Japanese long-distance runner (born 1989)

Megumi Kinukawa (絹川 愛, Kinukawa Megumi) is a Japanese long-distance runner. She represented her country at the 2007 World Championships in Athletics in Osaka and is the Japanese high school and junior record holder for the 10,000 metres.

Born in Takasaki, Gunma, she attended Sendai Ikue High School – an institution renowned for its athletic programme. Kinukawa made her first impact on the national junior circuit in 2006, as she won the junior race at the Fukuoka International Cross Country and was runner-up at the Chiba Cross Country two weeks later. This gained her a debut international selection at the 2006 IAAF World Cross Country Championships (also held in Fukuoka), where the sixteen-year-old came in fourteenth place and helped the Japanese girls to a team bronze medal. Turning to the track later that April, she ran a national junior record in the 10,000 metres at the Hyogo Relay Carnival, placing second behind Lucy Wangui with a mark of 31:35.27 minutes – raising her to eleventh on the all-time junior rankings.

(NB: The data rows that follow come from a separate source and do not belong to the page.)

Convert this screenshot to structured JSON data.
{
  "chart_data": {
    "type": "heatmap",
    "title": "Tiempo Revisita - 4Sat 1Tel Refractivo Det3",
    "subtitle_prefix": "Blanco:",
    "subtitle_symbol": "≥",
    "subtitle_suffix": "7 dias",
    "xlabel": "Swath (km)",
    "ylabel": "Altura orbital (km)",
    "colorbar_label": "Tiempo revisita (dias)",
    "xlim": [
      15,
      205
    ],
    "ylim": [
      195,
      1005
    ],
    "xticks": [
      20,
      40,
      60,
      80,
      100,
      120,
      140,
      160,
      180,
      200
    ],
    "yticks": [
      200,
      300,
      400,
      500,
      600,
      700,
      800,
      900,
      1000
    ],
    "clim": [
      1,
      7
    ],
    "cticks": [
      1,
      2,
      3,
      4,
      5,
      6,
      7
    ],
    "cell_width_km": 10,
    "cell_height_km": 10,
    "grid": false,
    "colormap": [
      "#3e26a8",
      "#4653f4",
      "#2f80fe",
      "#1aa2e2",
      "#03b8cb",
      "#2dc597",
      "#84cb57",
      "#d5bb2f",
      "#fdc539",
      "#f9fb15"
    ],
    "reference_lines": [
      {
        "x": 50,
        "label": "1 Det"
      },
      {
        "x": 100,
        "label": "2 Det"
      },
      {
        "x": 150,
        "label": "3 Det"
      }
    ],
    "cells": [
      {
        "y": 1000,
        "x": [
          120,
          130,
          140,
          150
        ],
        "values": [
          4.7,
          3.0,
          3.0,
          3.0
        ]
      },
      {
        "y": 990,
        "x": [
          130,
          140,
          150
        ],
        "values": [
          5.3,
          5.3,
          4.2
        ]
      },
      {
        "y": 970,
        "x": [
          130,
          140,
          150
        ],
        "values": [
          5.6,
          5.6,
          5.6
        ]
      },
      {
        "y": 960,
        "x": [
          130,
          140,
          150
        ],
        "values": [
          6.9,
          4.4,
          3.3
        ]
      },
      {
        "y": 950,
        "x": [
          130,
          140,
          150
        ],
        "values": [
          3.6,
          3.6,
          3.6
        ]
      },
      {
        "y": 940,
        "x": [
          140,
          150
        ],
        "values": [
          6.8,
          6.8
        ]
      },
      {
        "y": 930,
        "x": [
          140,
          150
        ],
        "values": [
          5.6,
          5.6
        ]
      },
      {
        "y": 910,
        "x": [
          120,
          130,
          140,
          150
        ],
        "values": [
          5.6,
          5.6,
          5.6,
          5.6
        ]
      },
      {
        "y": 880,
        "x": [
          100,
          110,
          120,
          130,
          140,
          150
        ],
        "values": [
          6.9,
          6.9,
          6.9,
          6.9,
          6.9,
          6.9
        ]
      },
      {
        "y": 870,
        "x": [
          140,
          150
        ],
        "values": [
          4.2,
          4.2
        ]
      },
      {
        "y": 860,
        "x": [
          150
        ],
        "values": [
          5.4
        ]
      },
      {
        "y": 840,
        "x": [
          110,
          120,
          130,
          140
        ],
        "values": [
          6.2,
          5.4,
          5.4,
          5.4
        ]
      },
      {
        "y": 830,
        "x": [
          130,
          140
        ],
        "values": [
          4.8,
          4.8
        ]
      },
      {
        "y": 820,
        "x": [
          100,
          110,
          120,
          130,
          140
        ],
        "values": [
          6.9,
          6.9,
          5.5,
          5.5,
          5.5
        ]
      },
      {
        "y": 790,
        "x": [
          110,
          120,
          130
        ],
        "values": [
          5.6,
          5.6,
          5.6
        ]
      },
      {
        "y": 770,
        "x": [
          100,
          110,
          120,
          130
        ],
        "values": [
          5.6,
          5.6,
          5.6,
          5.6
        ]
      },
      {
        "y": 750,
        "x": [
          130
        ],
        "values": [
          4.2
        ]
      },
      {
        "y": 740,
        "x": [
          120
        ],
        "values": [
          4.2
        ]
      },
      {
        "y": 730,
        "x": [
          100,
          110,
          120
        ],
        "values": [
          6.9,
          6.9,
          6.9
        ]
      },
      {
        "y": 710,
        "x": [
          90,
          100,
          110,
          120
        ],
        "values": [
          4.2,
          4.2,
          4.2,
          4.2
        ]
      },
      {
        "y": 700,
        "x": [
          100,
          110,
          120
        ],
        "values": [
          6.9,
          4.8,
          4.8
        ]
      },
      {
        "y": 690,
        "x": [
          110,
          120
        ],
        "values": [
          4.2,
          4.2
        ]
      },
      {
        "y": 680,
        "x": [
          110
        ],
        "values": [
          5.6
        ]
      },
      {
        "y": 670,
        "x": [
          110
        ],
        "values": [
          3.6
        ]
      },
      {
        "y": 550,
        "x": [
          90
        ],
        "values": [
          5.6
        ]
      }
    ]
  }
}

Kinukawa ran at the Fukuoka Cross Country in 2007 and became the first high school student to win the senior title at the competition. With the 2007 World Championships in Athletics to be held in Osaka, she opted to focus on her track performances and achieved the "A" standard for the 10,000 m in April. She took third place in the event at the Japanese Athletics Championships and earned her first senior selection as a result. At the World Championships in Osaka that August she came fourteenth in the women's 10,000 m, coming in as the second best Asian finisher behind compatriot Kayoko Fukushi. Kinukawa took to the roads at the end of the year to compete for the Japanese team at the Chiba International Ekiden. She played a key role in Japan's victory at the competition, winning the fourth stage and closing the gap on Catherine Kirui of then-leaders Kenya.

She suffered a stress fracture injury to her foot in April 2008 and only returned to serious competition in 2009. The injury continued to affect her running and she managed only 56th place at the 2010 Chiba Cross Country. The 2011 season saw her return to form and breakthrough into the senior ranks with a win over 5000 m at the Japanese Athletics Championships and then a third-place finish on her half marathon debut at the Sapporo Half Marathon. At the 2011 World Championships in Athletics in Daegu she missed out on qualification in the 5000 m and finished last over 10,000 m.

She was the only Japanese to reach the podium at the 2012 Chiba Cross Country in February, taking third behind Kenyan opposition, and repeated that placing at the Fukuoka meet.